Liberty Access Technologies Beats Out National Competitors
A small but scrappy Santa Barbara tech company recently beat out a field of Goliath-sized competitors on a pilot project to charge electric school buses. PG&E awarded Liberty Access Technologies a contract to install its firmware in eight new bus chargers in Contra Costa County as part of the utility’s FleetReady program, which funds renewable energy infrastructure for customers with heavy-duty vehicles.
Founded in 2009, Liberty Access Technologies is headed by serial entrepreneur Chris Outwater. Originally a 3-D imaging engineer for Disney, Outwater created DNA security and imagery treasury companies before deciding to jump into the green tech industry. He recognized the need for a system to control grid management, billing, and all the other practical aspects of electric vehicle charging, and, alongside CTO Michael Keane and head engineer Ethan Zakai (both also Santa Barbara residents), developed an AC fast-charging product perfect for buses and trucks that plug in overnight.
Liberty’s internet-based system ― called HYDRA ― puts less strain on the grid and is less expensive than a typical DC system.
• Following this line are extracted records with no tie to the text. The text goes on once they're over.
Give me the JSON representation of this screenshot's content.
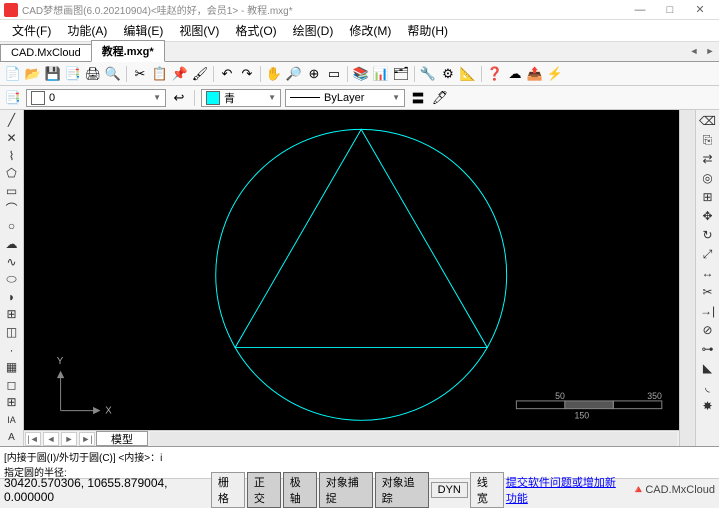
{
  "window": {
    "title": "CAD梦想画图(6.0.20210904)<哇赵的好，会员1> - 教程.mxg*",
    "min": "—",
    "max": "□",
    "close": "✕"
  },
  "menu": {
    "file": "文件(F)",
    "func": "功能(A)",
    "edit": "编辑(E)",
    "view": "视图(V)",
    "format": "格式(O)",
    "draw": "绘图(D)",
    "modify": "修改(M)",
    "help": "帮助(H)"
  },
  "tabs": {
    "t1": "CAD.MxCloud",
    "t2": "教程.mxg*"
  },
  "props": {
    "layer_value": "0",
    "color_name": "青",
    "linetype": "ByLayer"
  },
  "canvas": {
    "axis_x": "X",
    "axis_y": "Y",
    "scale_a": "50",
    "scale_b": "150",
    "scale_c": "350"
  },
  "model_tab": "模型",
  "cmd": {
    "line1": "[内接于圆(I)/外切于圆(C)] <内接>：i",
    "line2": "指定圆的半径:"
  },
  "status": {
    "coords": "30420.570306, 10655.879004, 0.000000",
    "grid": "栅格",
    "ortho": "正交",
    "polar": "极轴",
    "osnap": "对象捕捉",
    "otrack": "对象追踪",
    "dyn": "DYN",
    "lwt": "线宽",
    "feedback": "提交软件问题或增加新功能",
    "brand": "CAD.MxCloud"
  }
}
It can be accessed from any computer or smartphone and can figure out the best time of day or night to start charging, even pushing electricity back into the grid during peak use periods or during power outages. That latter feature is especially attractive to energy providers who like to avoid having to fire up their gas-powered peaker plants when the grid gets strained.
Liberty’s firmware is also a major piece of the puzzle to reduce greenhouse emissions from big vehicles. “We need to get these diesel buses off the road as soon as we can,” said Outwater, “and we need to get kids away from the diesel particles they’re breathing in.” Replacing all of America’s gas buses with electric buses could reduce emissions by as much as 5.3 million tons a year, according to the US Public Interest Research Group. Each electric bus could also save districts nearly $2,000 a year in fuel and $4,400 a year in reduced maintenance costs.